God’s determination to unilaterally save and protect His sheep is evident. It is interesting to note in the same passage, however, that He also says, “Then I will set over them one shepherd, My servant David, and he will feed them; he will feed them himself and be their shepherd. And I, the LORD, will be their God, and My servant David will be prince among them; I the LORD have spoken” (Ez. 34:23-24, my emphases). So God Himself will do this, yet it is to be done through His Davidic king.
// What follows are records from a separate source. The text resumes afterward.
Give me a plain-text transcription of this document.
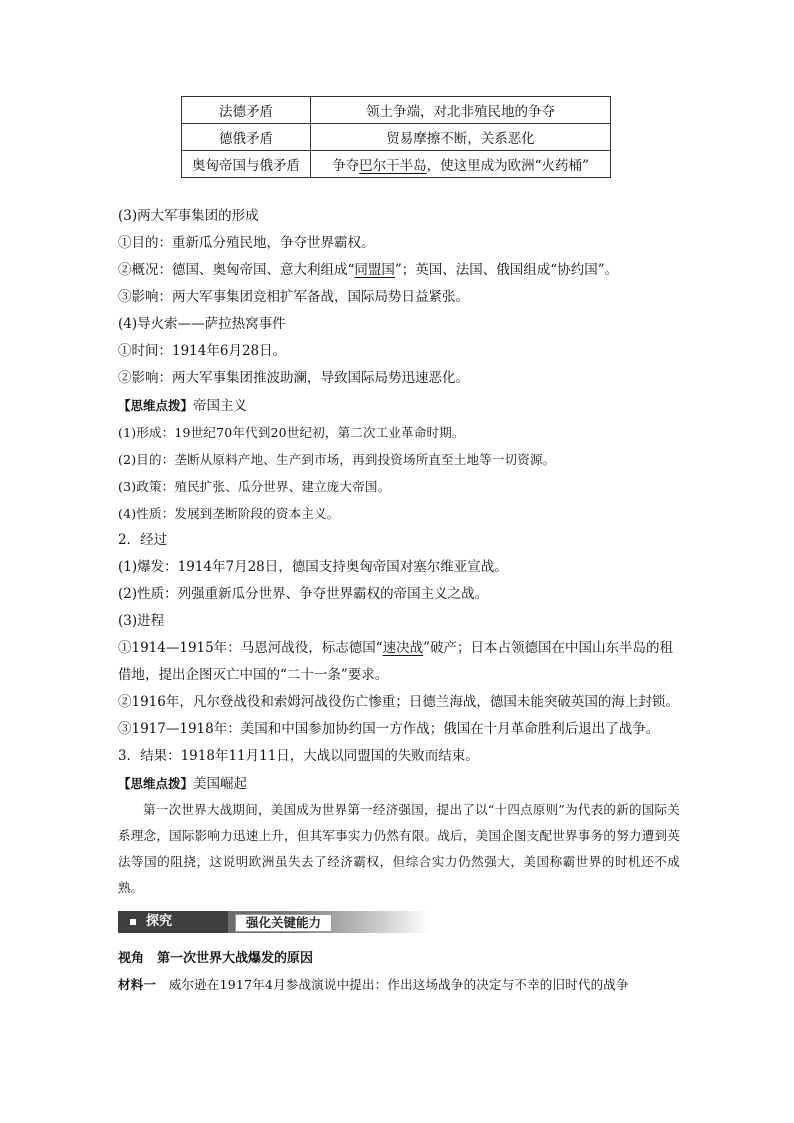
法德矛盾	领土争端，对北非殖民地的争夺
德俄矛盾	贸易摩擦不断，关系恶化
奥匈帝国与俄矛盾	争夺巴尔干半岛，使这里成为欧洲“火药桶”
(3)两大军事集团的形成
①目的：重新瓜分殖民地，争夺世界霸权。
②概况：德国、奥匈帝国、意大利组成“同盟国”；英国、法国、俄国组成“协约国”。
③影响：两大军事集团竞相扩军备战，国际局势日益紧张。
(4)导火索——萨拉热窝事件
①时间：1914年6月28日。
②影响：两大军事集团推波助澜，导致国际局势迅速恶化。
【思维点拨】帝国主义
(1)形成：19世纪70年代到20世纪初，第二次工业革命时期。
(2)目的：垄断从原料产地、生产到市场，再到投资场所直至土地等一切资源。
(3)政策：殖民扩张、瓜分世界、建立庞大帝国。
(4)性质：发展到垄断阶段的资本主义。
2．经过
(1)爆发：1914年7月28日，德国支持奥匈帝国对塞尔维亚宣战。
(2)性质：列强重新瓜分世界、争夺世界霸权的帝国主义之战。
(3)进程
①1914—1915年：马恩河战役，标志德国“速决战”破产；日本占领德国在中国山东半岛的租借地，提出企图灭亡中国的“二十一条”要求。
②1916年，凡尔登战役和索姆河战役伤亡惨重；日德兰海战，德国未能突破英国的海上封锁。
③1917—1918年：美国和中国参加协约国一方作战；俄国在十月革命胜利后退出了战争。
3．结果：1918年11月11日，大战以同盟国的失败而结束。
【思维点拨】美国崛起
第一次世界大战期间，美国成为世界第一经济强国，提出了以“十四点原则”为代表的新的国际关系理念，国际影响力迅速上升，但其军事实力仍然有限。战后，美国企图支配世界事务的努力遭到英法等国的阻挠，这说明欧洲虽失去了经济霸权，但综合实力仍然强大，美国称霸世界的时机还不成熟。
探究	强化关键能力
视角　第一次世界大战爆发的原因
材料一　 威尔逊在1917年4月参战演说中提出：作出这场战争的决定与不幸的旧时代的战争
This is precisely what He has done in Christ, the faithful heir of David’s throne.

Objection 3: More a question of clarification than an objection to the specific interpretation given above, why does Paul imply that the Law that was given was not able to impart life (Gal. 3:21) when elsewhere he says that the commandment was “unto life” although it resulted in death for him (Rom. 7:10, lit.)?

My answer: Whether we read Rom. 7:10 as speaking only of a specific commandment of the Law, or as a principle holding true for the Law as a whole (as a covenant), we should understand its being “unto life” as an objective reality abstracted from the actual situation of a sinful people receiving the Law. As Paul goes on to demonstrate in Romans 7, as discussed above, there is nothing inherently evil or death-causing about the Law that results in the death of Paul/Israel; rather, it is sin which takes opportunity through the good Law to cause enslavement, condemnation, and death. It is this concrete situational reality of Rom. 7:11-13 (and I would say also of vv. 14-25) that is simply assumed in Galatians 3. To put it another way: prescriptively speaking, the Law itself aims at life and blessing through the obedience of faith; but by God’s sovereign plan and decree the Law came to a sinful (largely unregenerate) people and, as He knew it would, exacerbated their sin, resulting in death and exile, making the need for Christ evident. God never intended, in an ultimate sense, for the Law to bring about true righteousness for His people.

Hopefully we have now seen how the Law, in its redemptive-historically unique mediatorial and bilateral character, serves to highlight by way of contrast the glory of God’s own, unilateral intervention in Christ, even while the ancient dynamics of the covenant of grace have remained intact and fundamentally unchanged from age to age, from Abraham to Moses to David to Christ. Even with Mosaic grace, Israel was not able to corporately attain covenantal justice in the context of her “law” arrangement; therefore Christ, the ultimate heir of the promise, was sent, and eschatological inheritance and life (necessarily involving covenantal, and as we will see, absolute justice) is received through faith in Him, on the basis of the ancient, preeminent promise to Abraham.